In the presentation to the media, Villeneuve and Javier Bardem, who gives life to Fremen Stilgar, talked about the present of Herbert's message. At his side, he was a good part of a deal on which they are Zendaya, Oscar Isaac, Rebecca Ferguson and Josh Brolin. "Environmental destruction is happening while we talk, which is a bit scary. It depends on governments and big corporations to find the solution to give a great step forward and that we change their mind about how we behave in this world," said Spanish . For its part, the principal could not help but add his: "'Dune' is today relevant to warn about the danger of mixing religion and politics, on the threat of messianic figures, on the impact of colonialism ... definitely , Every day is more current. I think it's time to press and make changes. "

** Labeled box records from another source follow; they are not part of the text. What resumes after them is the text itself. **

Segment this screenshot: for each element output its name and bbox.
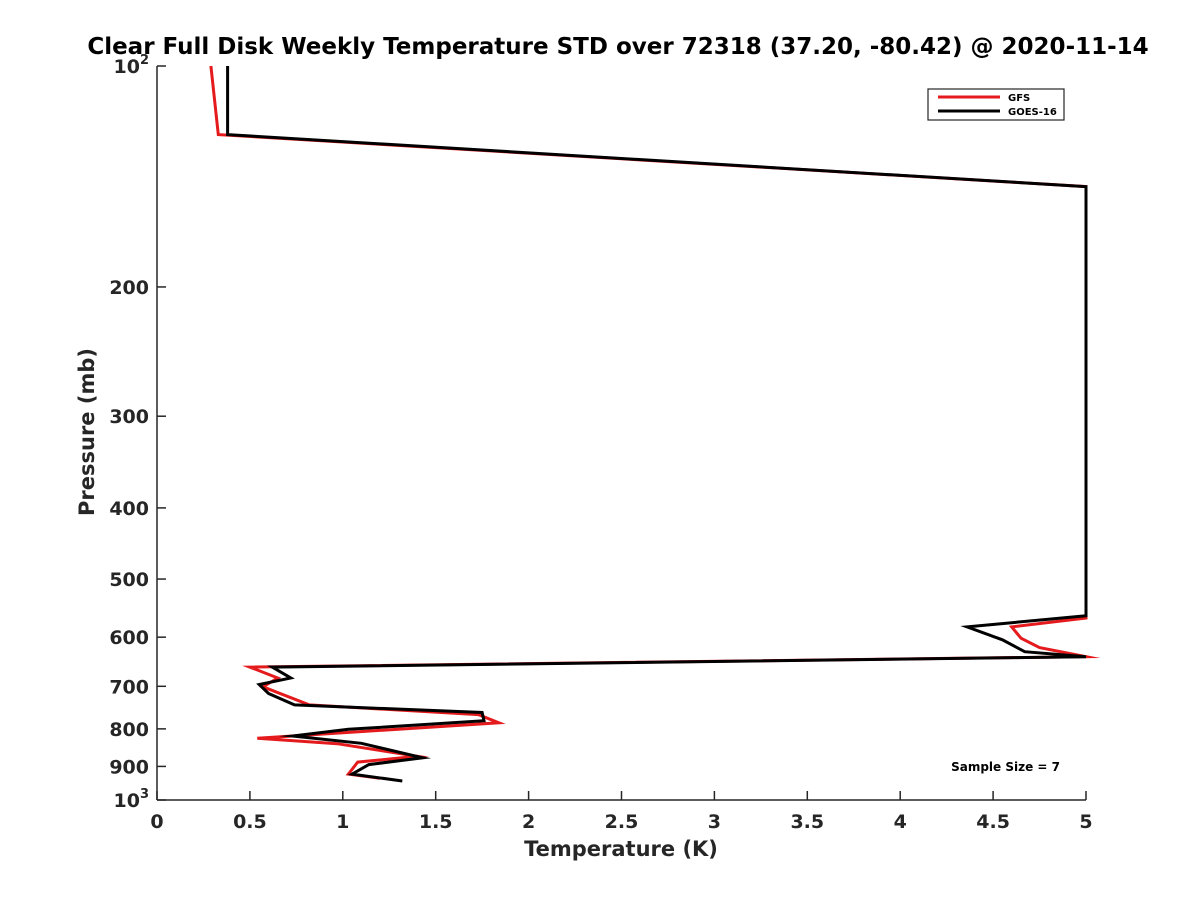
series-line-goes-16 [226, 66, 1088, 783]
x-tick-label: 0.5 [233, 811, 267, 833]
y-tick-label: 200 [109, 277, 149, 299]
legend: GFS GOES-16 [927, 88, 1065, 121]
x-axis-title: Temperature (K) [524, 837, 718, 861]
x-tick-label: 2.5 [605, 811, 639, 833]
y-tick-label: 300 [109, 406, 149, 428]
legend-label: GFS [1008, 93, 1030, 104]
legend-box [927, 88, 1065, 121]
x-tick-label: 2 [522, 811, 535, 833]
chart-title: Clear Full Disk Weekly Temperature STD o… [87, 34, 1148, 60]
x-tick-label: 5 [1079, 811, 1092, 833]
legend-label: GOES-16 [1008, 107, 1057, 118]
y-tick-label: 500 [109, 569, 149, 591]
y-tick-label: 102 [114, 53, 150, 78]
y-axis-title: Pressure (mb) [75, 348, 99, 516]
series-line-gfs [209, 65, 1101, 780]
y-tick-label: 800 [109, 719, 149, 741]
x-tick-label: 3 [708, 811, 721, 833]
y-tick-label: 700 [109, 676, 149, 698]
y-tick-label: 600 [109, 627, 149, 649]
x-tick-label: 3.5 [790, 811, 824, 833]
y-tick-label: 103 [114, 787, 150, 812]
x-tick-label: 4 [894, 811, 907, 833]
x-tick-label: 1 [336, 811, 349, 833]
axes-group: 0 0.5 1 1.5 2 2.5 3 3.5 4 4.5 5 102 200 300 400 500 600 7… [109, 53, 1092, 833]
y-tick-label: 900 [109, 756, 149, 778]
x-tick-label: 1.5 [419, 811, 453, 833]
y-tick-label: 400 [109, 498, 149, 520]
x-tick-label: 4.5 [976, 811, 1010, 833]
series-layer [209, 65, 1101, 783]
sample-size-note: Sample Size = 7 [951, 760, 1060, 774]
x-tick-label: 0 [150, 811, 163, 833]
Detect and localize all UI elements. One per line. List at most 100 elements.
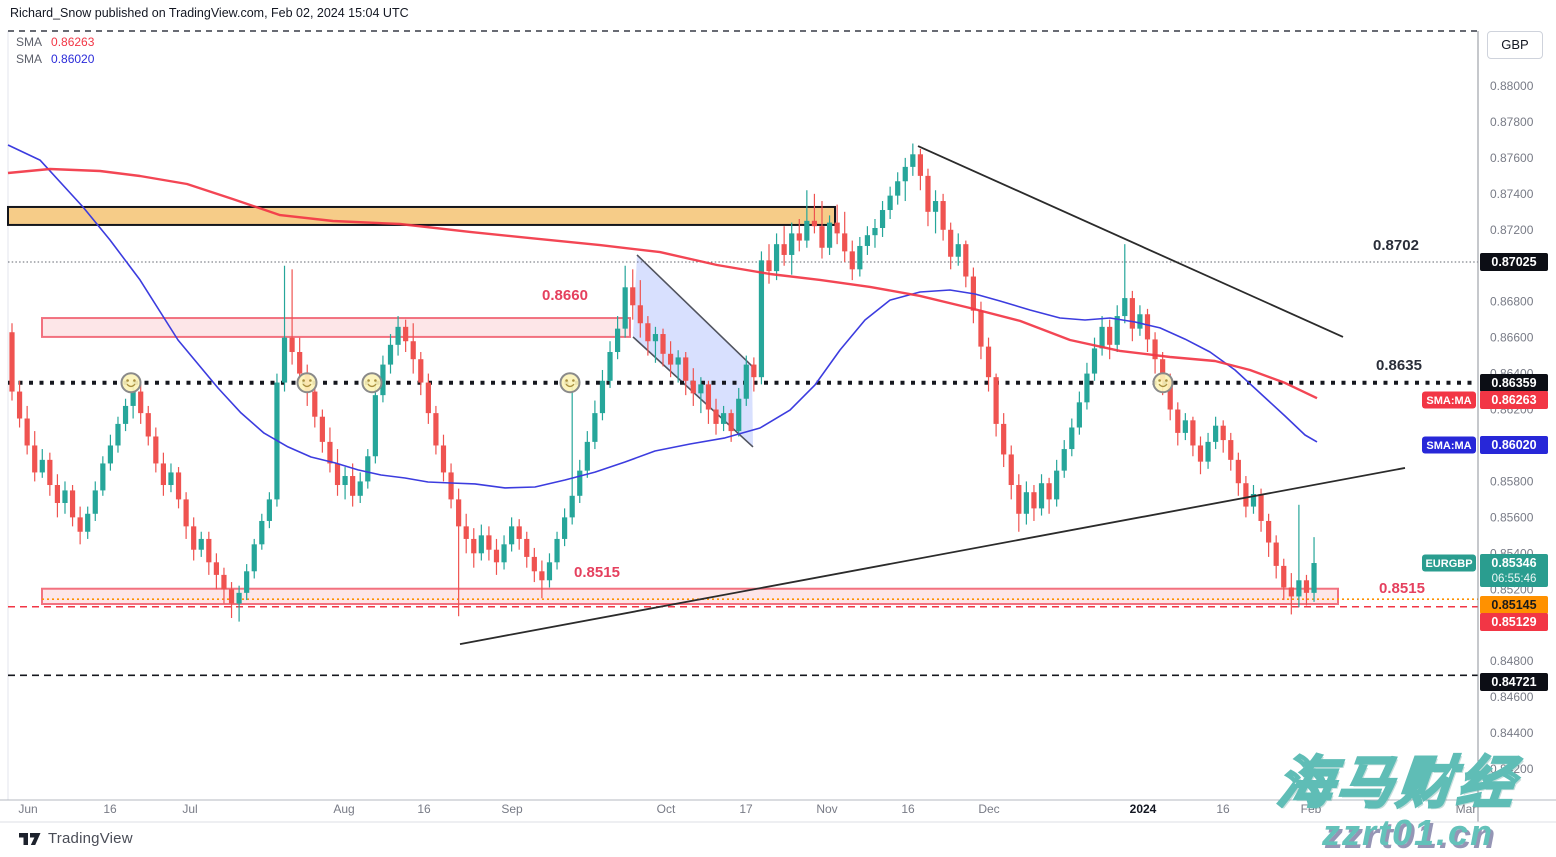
candle-body — [531, 556, 537, 572]
bear-flag-channel-fill[interactable] — [633, 254, 753, 447]
smiley-marker-icon[interactable] — [120, 372, 142, 394]
sma-slow-legend-row[interactable]: SMA 0.86020 — [16, 51, 94, 68]
candle-body — [917, 154, 923, 176]
time-axis-tick-Sep[interactable]: Sep — [501, 802, 523, 816]
plot-level-label: 0.8515 — [574, 564, 620, 581]
candle-body — [9, 332, 15, 392]
candle-body — [615, 328, 621, 353]
time-axis-tick-17[interactable]: 17 — [739, 802, 753, 816]
smiley-eye — [309, 379, 312, 382]
time-axis-tick-Feb[interactable]: Feb — [1301, 802, 1322, 816]
candle-body — [1091, 348, 1098, 374]
candle-body — [77, 517, 83, 532]
candle-body — [244, 571, 250, 593]
candle-body — [895, 181, 901, 196]
candle-body — [463, 526, 469, 539]
price-label-0.85346 — [1480, 554, 1548, 587]
smiley-mouth — [126, 383, 136, 388]
candle-body — [781, 244, 787, 255]
candle-body — [107, 445, 114, 464]
time-axis-tick-16[interactable]: 16 — [1216, 802, 1230, 816]
time-axis-tick-Jul[interactable]: Jul — [182, 802, 197, 816]
smiley-marker-icon[interactable] — [296, 372, 318, 394]
price-label-text: 0.85145 — [1491, 598, 1536, 612]
time-axis-tick-2024[interactable]: 2024 — [1130, 802, 1157, 816]
attribution-footer: TradingView — [18, 830, 133, 847]
time-axis-tick-16[interactable]: 16 — [417, 802, 431, 816]
candle-body — [213, 562, 219, 575]
countdown-text: 06:55:46 — [1492, 573, 1537, 585]
candle-body — [39, 459, 45, 473]
candle-body — [736, 398, 742, 432]
candle-body — [62, 490, 68, 503]
candle-body — [1114, 316, 1120, 345]
supply-zone-0.8723-0.8733[interactable] — [7, 205, 836, 226]
candle-body — [1220, 425, 1226, 441]
candle-body — [251, 544, 257, 572]
candle-body — [24, 418, 30, 446]
candle-body — [1152, 339, 1158, 360]
price-axis-tick: 0.85600 — [1490, 510, 1534, 524]
candle-body — [85, 513, 91, 532]
price-axis-tick: 0.84200 — [1490, 762, 1534, 776]
sma-fast-legend-row[interactable]: SMA 0.86263 — [16, 34, 94, 51]
time-axis-tick-16[interactable]: 16 — [103, 802, 117, 816]
price-label-0.85129 — [1480, 613, 1548, 631]
tradingview-brand[interactable]: TradingView — [48, 830, 133, 847]
price-axis-tick: 0.87600 — [1490, 151, 1534, 165]
smiley-marker-icon[interactable] — [559, 372, 581, 394]
candle-body — [1076, 402, 1082, 428]
support-zone-0.8515[interactable] — [41, 587, 1339, 606]
currency-button[interactable]: GBP — [1487, 31, 1543, 59]
candle-body — [607, 352, 613, 381]
candle-body — [758, 260, 765, 378]
candle-body — [130, 391, 136, 406]
candle-body — [440, 445, 447, 473]
candle-body — [1228, 440, 1234, 460]
descending-trendline[interactable] — [917, 145, 1344, 338]
axis-badge-SMA:MA — [1422, 436, 1476, 454]
candle-body — [138, 391, 144, 414]
candle-body — [281, 337, 288, 383]
time-axis-tick-Dec[interactable]: Dec — [978, 802, 999, 816]
candle-body — [804, 220, 810, 241]
candle-body — [751, 364, 757, 378]
candle-body — [948, 229, 954, 257]
candle-body — [713, 409, 719, 424]
candle-body — [667, 353, 674, 365]
candle-body — [1129, 298, 1135, 329]
candle-body — [683, 357, 689, 381]
time-axis-tick-Mar[interactable]: Mar — [1456, 802, 1477, 816]
candle-body — [1213, 425, 1219, 442]
smiley-mouth — [367, 383, 377, 388]
candle-body — [789, 233, 795, 255]
tradingview-logo-icon[interactable] — [18, 831, 41, 847]
candle-body — [191, 526, 197, 550]
time-axis-tick-Jun[interactable]: Jun — [18, 802, 37, 816]
time-axis-tick-Aug[interactable]: Aug — [333, 802, 354, 816]
candle-body — [395, 326, 401, 345]
candle-body — [54, 485, 61, 503]
smiley-marker-icon[interactable] — [1152, 372, 1174, 394]
resistance-zone-0.8660[interactable] — [41, 317, 631, 338]
sma-slow-legend-value: 0.86020 — [51, 52, 95, 66]
plot-level-label: 0.8660 — [542, 287, 588, 304]
candle-body — [766, 260, 772, 272]
ascending-trendline[interactable] — [459, 467, 1406, 645]
candle-body — [387, 344, 394, 365]
candle-body — [1038, 483, 1045, 509]
candle-body — [743, 364, 749, 399]
candle-body — [32, 445, 38, 473]
indicator-legend: SMA 0.86263 SMA 0.86020 — [16, 34, 94, 68]
bear-flag-channel-upper[interactable] — [636, 254, 753, 367]
smiley-eye — [572, 379, 575, 382]
smiley-marker-icon[interactable] — [361, 372, 383, 394]
candle-body — [842, 233, 848, 252]
price-axis-tick: 0.85800 — [1490, 474, 1534, 488]
time-axis-tick-Nov[interactable]: Nov — [816, 802, 837, 816]
time-axis-tick-Oct[interactable]: Oct — [657, 802, 676, 816]
candle-body — [834, 222, 840, 234]
time-axis-tick-16[interactable]: 16 — [901, 802, 915, 816]
candle-body — [978, 310, 984, 347]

It would be possible to add that the description of the role of large technological corporations (the brotherhood) or the time analysis of the consequences of the oligopolies in the control of basic resources complete the arc of concerns. But with everything, and despite the ability of science fiction to raise mental experiments (says Ursula K. Le Guin), what matters falls on the side of this new 'Dune' to rewrite popular cinema maybe After the pandemic. Who knows if after 'the war of the galaxies' or 'the Lord of the Rings' is the turn for a new saga that refute the superheroic obsession once.

"God did Arrakis to prove the believers," reads in the frontispiece of 'Dune'. So be it. At the moment, a film law has been refuted. Never before a giant worm on the sand looked more beautiful. And 'Dune', finally, became flesh and dwelt among the classics.